The state of feeling completely emotionally separated from others and, at times, from one's own true feelings.
Sociologists observed an increase in this feeling of alienation among younger people between the 1960s and the early 2000s. Initially, they attributed the rise in alienation to societal conditions: the rapid changes in society during this period, the increase in alcohol and drug abuse, violence in the media, or the lack of communal values in the culture. Many psychologists, however, came to believe that widespread use of the Internet, while it may facilitate connections, also diminishes face-to-face human interaction and increases alienation. Some individuals become alienated when they perceive government, employment, or educational institutions as cold and impersonal and unresponsive to those who need their services. Entire groups may experience alienation. For example, ethnic minorities or residents of inner city neighborhoods can feel the opportunities of mainstream society are beyond their reach.
Feeling separated from society, however, is not the only way a person experiences alienation: Sometimes individuals feel alienated from their true self. When individuals accept social expectations (for example, taking over a family business) that conflict with their true desires (such as becoming a doctor) they may feel profoundly alienated. Although such individuals may appear successful in the role others expect them to assume, their true wishes lie hidden.
In the workplace, many jobs have become increasingly specialized.

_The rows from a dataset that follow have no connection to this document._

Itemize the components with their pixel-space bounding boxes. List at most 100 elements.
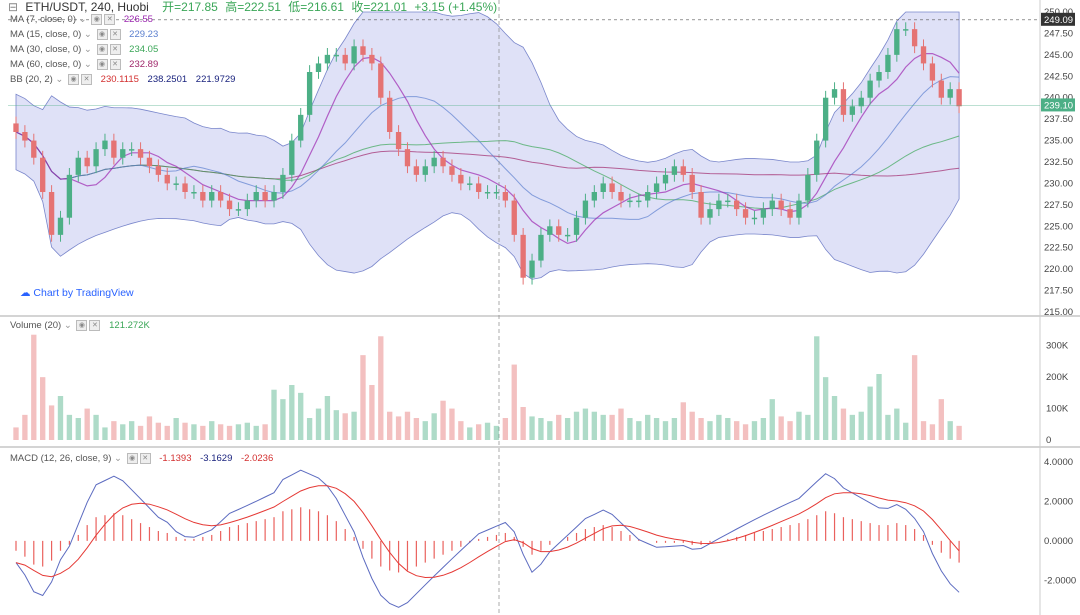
candle-body	[520, 234, 526, 278]
volume-bar	[422, 421, 428, 440]
volume-bar	[920, 421, 927, 440]
close-icon[interactable]: ✕	[81, 74, 93, 85]
candle-body	[191, 192, 197, 194]
ma60-legend[interactable]: MA (60, close, 0) ⌄ ◉ ✕ 232.89	[10, 59, 159, 71]
volume-bar	[360, 355, 366, 440]
close-icon[interactable]: ✕	[109, 29, 121, 40]
candle-body	[698, 192, 704, 218]
volume-bar	[903, 422, 909, 440]
volume-bar	[84, 408, 90, 440]
ma30-legend[interactable]: MA (30, close, 0) ⌄ ◉ ✕ 234.05	[10, 44, 159, 56]
price-tick-label: 217.50	[1044, 286, 1073, 297]
tradingview-watermark[interactable]: ☁ Chart by TradingView	[20, 287, 134, 299]
candle-body	[200, 192, 206, 201]
volume-bar	[449, 408, 455, 440]
eye-icon[interactable]: ◉	[76, 320, 88, 331]
volume-bar	[831, 396, 838, 440]
macd-legend[interactable]: MACD (12, 26, close, 9) ⌄ ◉ ✕ -1.1393 -3.…	[10, 453, 274, 465]
ma7-label: MA (7, close, 0)	[10, 14, 76, 26]
volume-bar	[742, 424, 749, 440]
candle-body	[920, 46, 927, 64]
candle-body	[333, 54, 339, 57]
volume-bar	[751, 421, 758, 440]
volume-bar	[582, 408, 589, 440]
candle-body	[93, 149, 99, 167]
volume-bar	[671, 418, 678, 440]
volume-bar	[137, 425, 144, 440]
candle-body	[84, 157, 90, 167]
volume-bar	[627, 418, 633, 440]
candle-body	[929, 63, 936, 81]
volume-bar	[467, 427, 473, 440]
volume-bar	[956, 425, 962, 440]
candle-body	[840, 89, 847, 115]
price-tick-label: 250.00	[1044, 7, 1073, 18]
eye-icon[interactable]: ◉	[68, 74, 80, 85]
candle-body	[547, 226, 553, 235]
eye-icon[interactable]: ◉	[126, 453, 138, 464]
volume-bar	[200, 425, 206, 440]
volume-bar	[324, 396, 331, 440]
volume-tick-label: 0	[1046, 435, 1051, 446]
candle-body	[413, 166, 420, 175]
candle-body	[938, 80, 944, 98]
eye-icon[interactable]: ◉	[96, 29, 108, 40]
volume-bar	[120, 424, 126, 440]
candle-body	[298, 114, 304, 141]
eye-icon[interactable]: ◉	[91, 14, 103, 25]
volume-bar	[805, 414, 811, 440]
candle-body	[653, 183, 660, 192]
volume-bar	[493, 425, 500, 440]
close-icon[interactable]: ✕	[109, 59, 121, 70]
macd-label: MACD (12, 26, close, 9)	[10, 453, 112, 465]
volume-bar	[458, 421, 464, 440]
candle-body	[831, 89, 838, 98]
candle-body	[137, 149, 144, 158]
ma7-legend[interactable]: MA (7, close, 0) ⌄ ◉ ✕ 226.55	[10, 14, 153, 26]
volume-bar	[57, 396, 64, 440]
candle-body	[262, 192, 268, 201]
symbol-header: ⊟ ETH/USDT, 240, Huobi 开=217.85 高=222.51…	[8, 0, 501, 15]
bb-lower-value: 221.9729	[195, 74, 236, 86]
candle-body	[289, 140, 295, 175]
close-icon[interactable]: ✕	[104, 14, 116, 25]
candle-body	[315, 63, 322, 72]
candle-body	[146, 157, 153, 167]
eye-icon[interactable]: ◉	[96, 59, 108, 70]
close-icon[interactable]: ✕	[89, 320, 101, 331]
candle-body	[707, 209, 713, 218]
ma7-line	[15, 53, 960, 245]
candle-body	[760, 209, 767, 218]
volume-bar	[680, 402, 686, 440]
macd-line-value: -3.1629	[200, 453, 233, 465]
symbol-label[interactable]: ETH/USDT, 240, Huobi	[25, 0, 149, 14]
ma60-value: 232.89	[129, 59, 159, 71]
candle-body	[876, 72, 882, 81]
change-value: +3.15 (+1.45%)	[414, 0, 498, 14]
candle-body	[529, 260, 535, 278]
candle-body	[128, 149, 135, 151]
macd-tick-label: -2.0000	[1044, 575, 1076, 586]
volume-bar	[102, 427, 108, 440]
volume-bar	[573, 411, 580, 440]
candle-body	[155, 166, 162, 175]
collapse-icon[interactable]: ⊟	[8, 0, 19, 14]
volume-bar	[209, 421, 215, 440]
open-value: 开=217.85	[162, 0, 218, 14]
volume-bar	[271, 389, 277, 440]
volume-legend[interactable]: Volume (20) ⌄ ◉ ✕ 121.272K	[10, 320, 150, 332]
volume-bar	[876, 374, 882, 440]
volume-bar	[191, 424, 197, 440]
close-icon[interactable]: ✕	[109, 44, 121, 55]
candle-body	[48, 192, 55, 235]
ma15-value: 229.23	[129, 29, 159, 41]
close-icon[interactable]: ✕	[139, 453, 151, 464]
bb-legend[interactable]: BB (20, 2) ⌄ ◉ ✕ 230.1115 238.2501 221.97…	[10, 74, 236, 86]
candle-body	[66, 174, 73, 218]
ma15-legend[interactable]: MA (15, close, 0) ⌄ ◉ ✕ 229.23	[10, 29, 159, 41]
volume-bar	[226, 425, 233, 440]
ma30-value: 234.05	[129, 44, 159, 56]
eye-icon[interactable]: ◉	[96, 44, 108, 55]
macd-tick-label: 4.0000	[1044, 457, 1073, 468]
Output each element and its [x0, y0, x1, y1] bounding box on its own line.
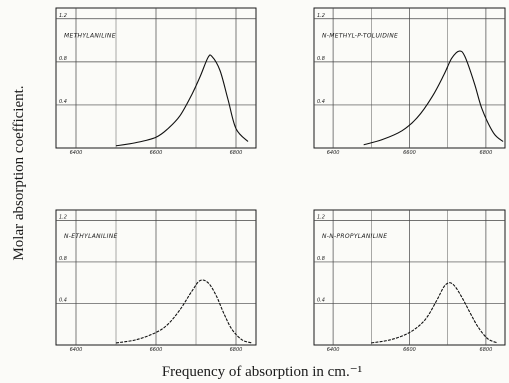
chart-panel: 6400 6600 6800 0.4 0.8 1.2 N-METHYL-P-TOLUIDIN…	[313, 7, 506, 156]
panel-title: METHYLANILINE	[64, 32, 116, 39]
x-axis-label: Frequency of absorption in cm.⁻¹	[162, 364, 362, 380]
x-tick-label: 6800	[480, 347, 493, 353]
x-tick-label: 6800	[230, 347, 243, 353]
panel-title: N-METHYL-P-TOLUIDINE	[322, 32, 398, 39]
x-tick-label: 6400	[70, 347, 83, 353]
x-tick-label: 6600	[150, 347, 163, 353]
y-tick-label: 0.8	[59, 256, 67, 262]
y-tick-label: 1.2	[317, 13, 325, 19]
x-tick-label: 6800	[230, 150, 243, 156]
absorption-curve	[371, 282, 498, 344]
y-tick-label: 0.8	[317, 256, 325, 262]
y-tick-label: 1.2	[59, 214, 67, 220]
x-tick-label: 6400	[70, 150, 83, 156]
x-tick-label: 6600	[403, 347, 416, 353]
panel-title: N-ETHYLANILINE	[64, 233, 118, 240]
x-tick-label: 6400	[327, 347, 340, 353]
y-tick-label: 0.4	[317, 297, 325, 303]
absorption-curve	[363, 50, 504, 146]
y-tick-label: 0.4	[59, 297, 67, 303]
absorption-curve	[115, 54, 249, 147]
chart-panel: 6400 6600 6800 0.4 0.8 1.2 N-ETHYLANILINE	[55, 209, 257, 353]
x-tick-label: 6600	[403, 150, 416, 156]
y-tick-label: 1.2	[59, 13, 67, 19]
chart-panel: 6400 6600 6800 0.4 0.8 1.2 N-N-PROPYLANILINE	[313, 209, 506, 353]
y-tick-label: 0.8	[317, 56, 325, 62]
x-tick-label: 6400	[327, 150, 340, 156]
y-tick-label: 1.2	[317, 214, 325, 220]
y-tick-label: 0.4	[59, 99, 67, 105]
chart-panel: 6400 6600 6800 0.4 0.8 1.2 METHYLANILINE	[55, 7, 257, 156]
panel-title: N-N-PROPYLANILINE	[322, 233, 387, 240]
y-tick-label: 0.8	[59, 56, 67, 62]
y-tick-label: 0.4	[317, 99, 325, 105]
absorption-curve	[115, 279, 253, 344]
chart-panels: 6400 6600 6800 0.4 0.8 1.2 METHYLANILINE 6400 66…	[55, 7, 506, 353]
x-tick-label: 6800	[480, 150, 493, 156]
x-tick-label: 6600	[150, 150, 163, 156]
y-axis-label: Molar absorption coefficient.	[11, 85, 27, 260]
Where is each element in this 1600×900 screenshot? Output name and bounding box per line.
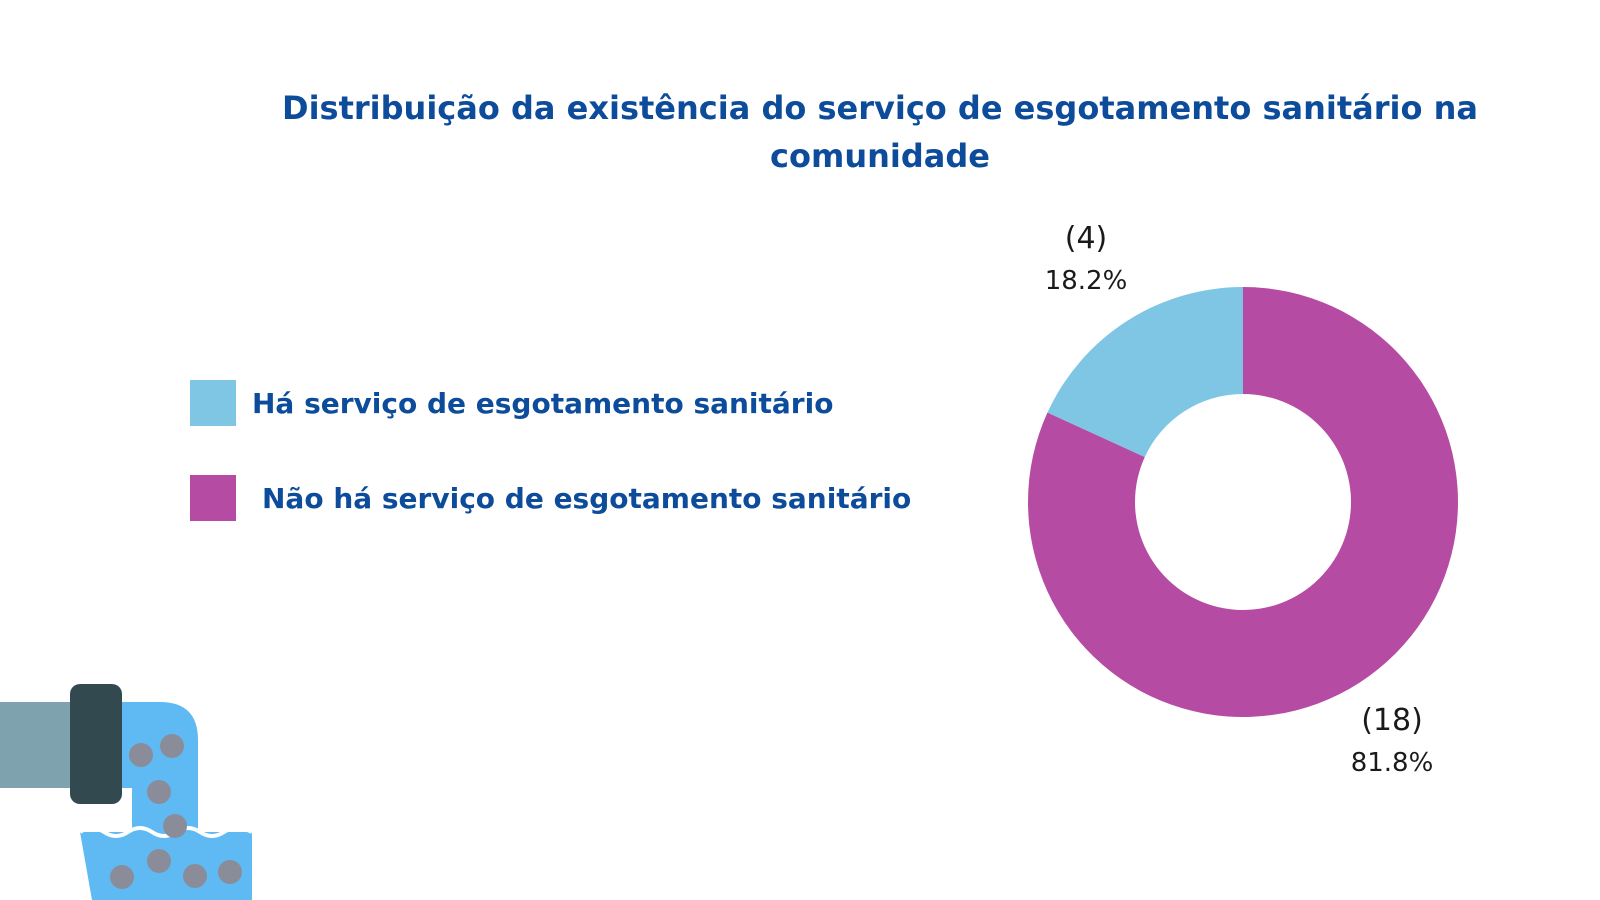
donut-slice-no-service [1027, 287, 1458, 717]
data-label-has-service: (4) 18.2% [1016, 218, 1156, 302]
legend-label-no-service: Não há serviço de esgotamento sanitário [262, 481, 912, 515]
data-label-percent-no-service: 81.8% [1350, 748, 1434, 778]
legend-swatch-no-service [190, 475, 236, 521]
chart-title: Distribuição da existência do serviço de… [282, 89, 1478, 175]
legend-item-no-service: Não há serviço de esgotamento sanitário [190, 475, 911, 521]
data-label-count-has-service: (4) [1064, 221, 1108, 256]
data-label-percent-has-service: 18.2% [1044, 266, 1128, 296]
sewer-pipe-icon [0, 684, 253, 900]
legend-label-has-service: Há serviço de esgotamento sanitário [252, 386, 834, 420]
data-label-count-no-service: (18) [1361, 703, 1423, 738]
data-label-no-service: (18) 81.8% [1322, 700, 1462, 784]
legend-item-has-service: Há serviço de esgotamento sanitário [190, 380, 833, 426]
donut-slice-has-service [1047, 287, 1243, 458]
legend-swatch-has-service [190, 380, 236, 426]
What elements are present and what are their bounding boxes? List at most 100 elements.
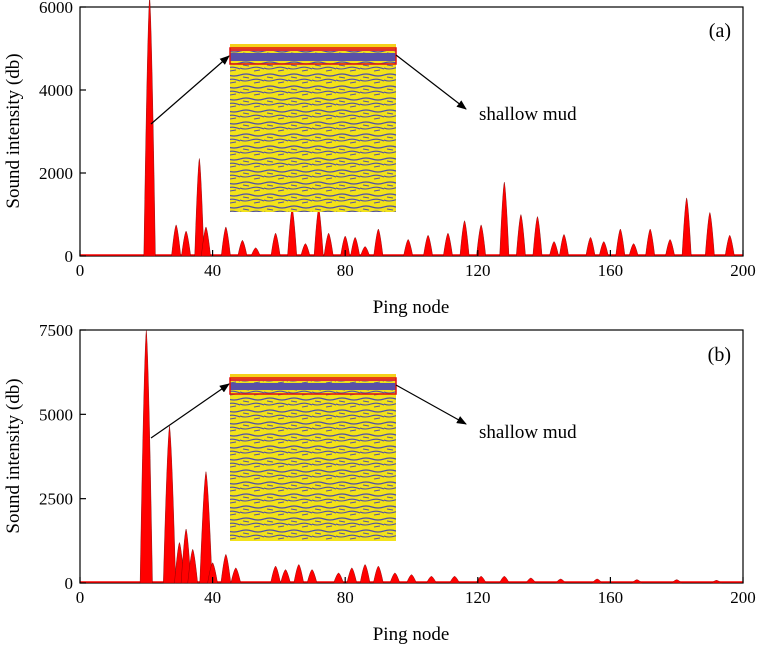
annotation-shallow-mud: shallow mud [479,422,577,443]
peak [163,426,176,584]
arrow-to-label [395,384,467,425]
peak [313,207,324,257]
y-tick-label: 0 [65,247,74,266]
peak [516,214,526,257]
panel-tag: (b) [708,344,731,366]
x-tick-label: 160 [598,261,624,280]
x-tick-label: 0 [76,261,85,280]
peak [300,243,311,257]
peak [555,578,567,584]
inset-sonar-image [229,44,397,212]
y-tick-label: 0 [65,574,74,593]
peak [499,576,510,584]
x-tick-label: 0 [76,588,85,607]
peak [280,569,291,584]
y-axis-title: Sound intensity (db) [3,378,24,533]
peak [323,232,334,257]
x-axis-title: Ping node [373,624,450,645]
peak [449,576,460,584]
peak [426,576,437,584]
peak [591,578,603,584]
inset-sonar-image [229,374,397,541]
x-tick-label: 80 [337,588,354,607]
shallow-mud-highlight [229,377,397,395]
peak [403,239,414,257]
peak [207,562,218,584]
peak [559,234,569,257]
plot-frame [79,6,744,257]
peak [287,207,298,257]
x-tick-label: 160 [598,588,624,607]
peak [270,232,281,257]
peak [628,243,639,257]
peak [199,471,213,584]
peak [671,579,683,584]
peak [250,247,261,257]
peak [476,224,486,257]
peak [373,565,384,584]
y-axis-title: Sound intensity (db) [3,53,24,208]
peak [710,580,723,584]
y-tick-label: 6000 [39,0,73,17]
y-tick-label: 5000 [39,405,73,424]
panel-tag: (a) [709,20,731,42]
peak [293,564,305,584]
x-tick-label: 40 [204,261,221,280]
y-tick-label: 7500 [39,321,73,340]
peak [346,567,358,584]
arrow-to-label [395,54,467,110]
x-tick-label: 120 [465,588,491,607]
peak [704,211,715,257]
peak [549,241,559,257]
arrow-to-inset [150,55,230,125]
panel-b: 0 40 80 120 160 200 0 2500 5000 7500 (b) Ping nod… [3,321,756,645]
y-tick-label: 2000 [39,164,73,183]
peak [665,239,675,257]
peak [598,241,609,257]
peak [171,224,181,257]
peak [350,237,361,257]
peak [443,232,453,257]
peak [237,239,248,257]
peak [230,567,242,584]
peak [532,216,543,257]
peak [459,220,470,257]
peak [423,234,433,257]
y-tick-label: 2500 [39,490,73,509]
peak [406,574,417,584]
peak [681,197,692,257]
y-tick-label: 4000 [39,81,73,100]
shallow-mud-highlight [229,47,397,65]
peak [306,569,318,584]
peak [340,235,351,257]
peak [143,0,156,257]
peak [270,565,281,584]
x-tick-label: 80 [337,261,354,280]
peak [645,228,656,257]
peak [389,572,401,584]
arrow-to-inset [150,383,230,439]
peak [181,230,191,257]
peak [220,553,232,584]
peak [139,329,153,584]
x-tick-label: 200 [730,588,756,607]
x-tick-label: 40 [204,588,221,607]
peak [359,564,371,584]
peak [201,226,211,257]
x-axis-title: Ping node [373,297,450,318]
peak [194,158,205,257]
peak [373,228,384,257]
peak [333,572,344,584]
peak [499,181,510,257]
x-tick-label: 120 [465,261,491,280]
peak [525,577,537,584]
x-tick-label: 200 [730,261,756,280]
peak [360,246,371,257]
peak [631,579,643,584]
peak [585,237,596,257]
peak [187,548,198,584]
peak [220,226,231,257]
annotation-shallow-mud: shallow mud [479,104,577,125]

Workers often see little connection between the tasks they perform and the final product or service. They may feel the lack of real community in a workplace. Many people feel intensely isolated even in the midst of a busy work environment. In the 1840s, American writer and philosopher Henry David Thoreau (1817–1862) observed that “the mass of men lead lives of quiet desperation. What is called resignation is confirmed desperation.” Thoreau remedied his own feelings of alienation by retreating to a solitary, simple life on the banks of Walden Pond near Concord, Massachusetts. He felt less isolated there, even though he lived alone, than when he lived in town. In a populated town, his feelings of alienation confronted him daily because his activities did not reflect his true feelings and desires.
Alienation is expressed differently by different people. Some become withdrawn and lethargic; others react with hostility and violence; still others may become disoriented, rejecting traditional values and behavior. Some individuals may adopt an eccentric appearance and bizarre behaviors. When society undergoes rapid changes, traditional values and behavioral standards are challenged; some people find little they can believe in. They have difficulty constructing a place for themselves. Social and cultural beliefs play an important role in creating or averting feelings of alienation.
Psychologists can help people cope with feelings of alienation by developing cognitive exercises or assigning behavioral tasks to help individuals become engaged in society. After identifying a client's true passions, the psychologist may suggest a volunteer activity, a night class, or a job change to bring the person into contact with others in a meaningful way. Cognitive distortions such as mind reading, overgeneralization, or all-or-nothing thinking often underlie alienation and must be challenged.
Some have proposed treating alienation by fostering social solutions rather than individual solutions. One social solution is the idea of communitarianism, a movement begun early in the 1990s by Amitai Etzioni, a sociology professor from George Washington University in Washington, DC. Etzioni became a popular speaker and writer in the mid-1990s with the publication of his book, The Spirit of Community. Etzioni advocates a return to community values to replace the increasing alienation of contemporary culture. More local solutions include use of the Internet for meet-up groups and for volunteerism.